En Escandinavia y Escocia existe el right to roam, el derecho a desplazarse por terrenos privados con fines recreativos, sin pedir permiso al dueño, agregando, en el caso de Escocia, un código de conducta para hacerlo de manera responsable. En EEUU existen los recreational use statutes que eximen de responsabilidad civil al propietario si decide dejar entrar gente gratis a sus terrenos. En Suiza, una ley federal obliga a los cantones a planificar y mantener una red de rutas protegida constitucionalmente, incluso cuando cruza predios privados. La responsabilidad por accidentes en esos senderos no recae en el dueño del terreno, sino en el municipio o cantón que administra la ruta.
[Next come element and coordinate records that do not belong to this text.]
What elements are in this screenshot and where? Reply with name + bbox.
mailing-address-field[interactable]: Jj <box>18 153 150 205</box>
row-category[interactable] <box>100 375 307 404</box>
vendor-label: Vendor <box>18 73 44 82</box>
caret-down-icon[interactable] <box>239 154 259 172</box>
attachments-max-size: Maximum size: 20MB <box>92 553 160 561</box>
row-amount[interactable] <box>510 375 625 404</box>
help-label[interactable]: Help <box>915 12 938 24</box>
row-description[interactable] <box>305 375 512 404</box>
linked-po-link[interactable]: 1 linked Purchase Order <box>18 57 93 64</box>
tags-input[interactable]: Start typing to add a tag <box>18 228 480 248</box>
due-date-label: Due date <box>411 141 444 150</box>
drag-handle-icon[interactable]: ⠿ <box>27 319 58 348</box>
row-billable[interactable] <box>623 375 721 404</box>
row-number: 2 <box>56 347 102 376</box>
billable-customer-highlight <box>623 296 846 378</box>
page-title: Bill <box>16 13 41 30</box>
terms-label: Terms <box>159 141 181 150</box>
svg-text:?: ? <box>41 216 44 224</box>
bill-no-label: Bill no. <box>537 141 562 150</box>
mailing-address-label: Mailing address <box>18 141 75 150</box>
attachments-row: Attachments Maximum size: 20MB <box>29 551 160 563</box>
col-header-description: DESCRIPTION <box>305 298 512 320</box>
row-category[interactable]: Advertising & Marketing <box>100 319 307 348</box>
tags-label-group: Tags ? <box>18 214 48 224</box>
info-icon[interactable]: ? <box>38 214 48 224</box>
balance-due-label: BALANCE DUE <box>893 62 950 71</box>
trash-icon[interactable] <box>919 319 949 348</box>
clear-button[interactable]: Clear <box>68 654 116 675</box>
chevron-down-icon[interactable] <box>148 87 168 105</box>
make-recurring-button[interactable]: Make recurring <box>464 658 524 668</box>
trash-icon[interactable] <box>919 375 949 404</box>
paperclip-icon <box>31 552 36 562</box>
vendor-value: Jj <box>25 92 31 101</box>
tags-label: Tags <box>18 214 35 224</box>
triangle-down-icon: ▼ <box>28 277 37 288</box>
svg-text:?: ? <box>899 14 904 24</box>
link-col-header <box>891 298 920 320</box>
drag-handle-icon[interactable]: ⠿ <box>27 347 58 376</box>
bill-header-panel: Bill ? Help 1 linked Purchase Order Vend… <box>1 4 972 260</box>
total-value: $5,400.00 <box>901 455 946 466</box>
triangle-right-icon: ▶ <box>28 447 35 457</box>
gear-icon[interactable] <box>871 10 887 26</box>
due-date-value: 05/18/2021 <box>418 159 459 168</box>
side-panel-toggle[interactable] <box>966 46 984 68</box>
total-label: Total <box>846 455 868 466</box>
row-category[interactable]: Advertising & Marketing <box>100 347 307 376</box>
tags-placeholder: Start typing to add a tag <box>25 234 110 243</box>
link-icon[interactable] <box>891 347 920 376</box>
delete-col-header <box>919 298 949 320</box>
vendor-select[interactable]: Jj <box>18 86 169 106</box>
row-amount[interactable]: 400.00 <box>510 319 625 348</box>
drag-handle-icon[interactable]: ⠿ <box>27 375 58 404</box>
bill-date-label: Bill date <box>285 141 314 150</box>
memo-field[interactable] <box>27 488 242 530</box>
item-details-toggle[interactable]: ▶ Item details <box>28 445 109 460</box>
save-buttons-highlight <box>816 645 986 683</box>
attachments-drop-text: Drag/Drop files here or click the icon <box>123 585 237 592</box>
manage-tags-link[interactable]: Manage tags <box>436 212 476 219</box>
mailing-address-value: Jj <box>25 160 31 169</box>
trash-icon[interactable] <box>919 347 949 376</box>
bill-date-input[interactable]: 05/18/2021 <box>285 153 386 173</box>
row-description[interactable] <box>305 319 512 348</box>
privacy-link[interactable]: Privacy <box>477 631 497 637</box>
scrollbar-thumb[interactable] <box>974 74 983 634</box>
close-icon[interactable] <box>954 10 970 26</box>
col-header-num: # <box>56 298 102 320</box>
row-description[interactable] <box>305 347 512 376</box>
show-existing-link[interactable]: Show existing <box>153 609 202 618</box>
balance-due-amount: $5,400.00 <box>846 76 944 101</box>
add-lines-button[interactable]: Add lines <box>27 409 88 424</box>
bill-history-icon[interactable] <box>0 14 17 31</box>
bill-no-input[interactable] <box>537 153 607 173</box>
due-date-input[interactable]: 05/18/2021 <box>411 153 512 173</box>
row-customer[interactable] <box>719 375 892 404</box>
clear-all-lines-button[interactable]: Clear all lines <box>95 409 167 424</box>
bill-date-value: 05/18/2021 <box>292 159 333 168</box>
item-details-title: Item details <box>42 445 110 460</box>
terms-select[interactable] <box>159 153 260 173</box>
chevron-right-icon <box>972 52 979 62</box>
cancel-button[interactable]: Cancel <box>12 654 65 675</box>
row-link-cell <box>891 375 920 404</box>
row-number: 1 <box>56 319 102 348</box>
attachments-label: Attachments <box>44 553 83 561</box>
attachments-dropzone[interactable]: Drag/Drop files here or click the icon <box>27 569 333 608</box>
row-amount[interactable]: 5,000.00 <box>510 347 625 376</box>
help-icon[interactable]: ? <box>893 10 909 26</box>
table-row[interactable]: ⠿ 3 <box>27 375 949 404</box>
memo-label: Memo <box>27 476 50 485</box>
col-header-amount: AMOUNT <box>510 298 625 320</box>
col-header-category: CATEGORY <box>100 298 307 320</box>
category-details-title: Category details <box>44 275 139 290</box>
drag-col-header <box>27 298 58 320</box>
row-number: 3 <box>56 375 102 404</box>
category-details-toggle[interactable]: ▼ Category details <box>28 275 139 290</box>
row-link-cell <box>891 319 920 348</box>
Cuando vemos en Chile cada día más demanda por acceso a la montaña para caminatas, bicicleta o montañismo, es urgente abordar esta discusión. Ninguna política pública sustituye, sin embargo, lo esencial: no se puede amar lo que no se conoce, ni cuidar lo que no se ama. Si no acercamos a nuestros niños y jóvenes a la montaña y la naturaleza, difícilmente formaremos una generación que la valore, la proteja y la desarrolle de manera sostenible.

Las cordilleras de los Andes y de la costa son visibles desde casi cualquier ventana de Chile y debemos dejar de darles la espalda. El bienestar físico, mental y espiritual de las actuales y futuras generaciones y el cuidado de nuestra naturaleza nos invitan reconectar con ella.